We hear this kind of comment routinely from believers when they are finally get the full, biblical, stewardship message. The truth be known, it wasn’t that this gentleman had missed all the stewardship teaching in his church, it was his church had never preached or taught on it before. This radical, biblical concept of stewardship is easy enough to understand intellectually, if and when we finally do hear it. But as we are going to see, it is exceedingly difficult, if not impossible, to consistently apply and practically live out in every area of our lives without divine assistance.

  • It is no longer “How do I want to spend my day?” It is now, “God, how do you want me to spend Your day?”
  • It is no longer, “How do I want to spend my money?” It is now, “God, how do you want me to spend Your money?”
  • It is no longer, “How much of my money do I want to give to the Lord?” It is now, “God, how much of Your money should I be keeping for myself?”
  • It is no longer, “How do I want to care for and feed my body?” It is now, “God, how do You want me to care for and feed Your body?”
  • It is no longer, “How do I want to raise my children?” It is now, “God, how do You want me to raise Your children?”
  • It is no longer, “What kind of house and car do I want to have?” It is now, “God, what kind of house and car do You want me to have?”

Do you see how this idea of stewardship impacts every single area of our lives? This is why we call it life stewardship and why it is going to take some time to get our heads and hands around it – but when we do, God is going to radically transform literally every single area of our lives for the better! Are you ready to begin this exciting life-changing journey?

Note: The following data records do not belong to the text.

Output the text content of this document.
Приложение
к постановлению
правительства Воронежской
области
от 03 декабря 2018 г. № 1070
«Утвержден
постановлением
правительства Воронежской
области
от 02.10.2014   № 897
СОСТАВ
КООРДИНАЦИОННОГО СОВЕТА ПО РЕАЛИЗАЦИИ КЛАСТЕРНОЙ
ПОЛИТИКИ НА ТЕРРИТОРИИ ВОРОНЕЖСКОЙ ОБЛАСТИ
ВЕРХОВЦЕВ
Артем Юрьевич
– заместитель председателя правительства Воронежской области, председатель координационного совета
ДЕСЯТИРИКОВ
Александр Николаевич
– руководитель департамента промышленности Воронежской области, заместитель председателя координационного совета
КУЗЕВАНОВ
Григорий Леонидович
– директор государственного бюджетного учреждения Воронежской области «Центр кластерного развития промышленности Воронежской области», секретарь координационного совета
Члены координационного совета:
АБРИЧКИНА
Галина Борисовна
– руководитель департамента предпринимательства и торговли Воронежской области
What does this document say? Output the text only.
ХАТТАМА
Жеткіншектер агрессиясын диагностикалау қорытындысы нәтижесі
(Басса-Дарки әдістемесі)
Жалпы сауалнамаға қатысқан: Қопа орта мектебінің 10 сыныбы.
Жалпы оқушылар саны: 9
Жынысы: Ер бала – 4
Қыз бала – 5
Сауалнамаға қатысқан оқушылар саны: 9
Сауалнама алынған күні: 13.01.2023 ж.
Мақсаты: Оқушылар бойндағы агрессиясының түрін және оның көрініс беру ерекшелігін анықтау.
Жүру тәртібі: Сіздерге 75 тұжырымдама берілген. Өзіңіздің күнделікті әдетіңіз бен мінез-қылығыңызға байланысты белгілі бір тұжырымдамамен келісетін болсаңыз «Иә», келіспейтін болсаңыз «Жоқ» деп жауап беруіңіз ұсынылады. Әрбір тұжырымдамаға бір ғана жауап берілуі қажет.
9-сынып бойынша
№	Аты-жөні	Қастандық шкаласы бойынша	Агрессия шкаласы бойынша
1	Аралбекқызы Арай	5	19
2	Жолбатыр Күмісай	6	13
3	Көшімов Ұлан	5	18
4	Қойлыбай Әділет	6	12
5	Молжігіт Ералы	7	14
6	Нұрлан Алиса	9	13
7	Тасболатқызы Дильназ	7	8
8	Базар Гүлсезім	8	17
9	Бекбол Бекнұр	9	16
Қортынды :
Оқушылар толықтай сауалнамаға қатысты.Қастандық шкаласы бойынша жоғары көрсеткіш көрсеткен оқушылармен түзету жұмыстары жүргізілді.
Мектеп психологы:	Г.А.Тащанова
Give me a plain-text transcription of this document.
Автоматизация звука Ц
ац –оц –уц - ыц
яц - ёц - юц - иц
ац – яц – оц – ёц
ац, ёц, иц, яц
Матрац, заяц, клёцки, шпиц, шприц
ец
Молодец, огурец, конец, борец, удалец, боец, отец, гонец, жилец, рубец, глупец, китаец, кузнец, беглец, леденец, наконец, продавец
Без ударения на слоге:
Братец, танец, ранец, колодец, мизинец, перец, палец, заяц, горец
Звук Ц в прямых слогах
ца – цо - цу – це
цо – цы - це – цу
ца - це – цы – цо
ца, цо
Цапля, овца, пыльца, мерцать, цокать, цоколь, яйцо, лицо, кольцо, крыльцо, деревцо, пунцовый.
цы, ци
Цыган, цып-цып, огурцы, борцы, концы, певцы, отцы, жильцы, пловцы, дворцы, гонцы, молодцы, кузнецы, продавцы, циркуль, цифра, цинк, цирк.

Audio: What Is My Relationship to My Stuff?

Stewardship Minute

Here’s a one minute promotional video of this lesson followed by the text.

Psalm 24:1

Psalm 24:1 tells us, “The earth is the Lord’s and all it contains, the world and all who live in it.” This short verse presents us with a profound fact that seldom impacts our everyday lives. All we are and all we possess does not belong to us, it belongs to the Lord. If you were to make up a personal balance sheet of all you own, the page should be blank. We are merely caretakers of someone else’s property and our task as caretakers is to manage that property according to the wishes of the Owner. When was the last time you talked to the Owner about what you were doing with His stuff? As a good and faithful steward, we want to use all that He has entrusted to us wisely and carefully for His purpose and for His glory. Think about it.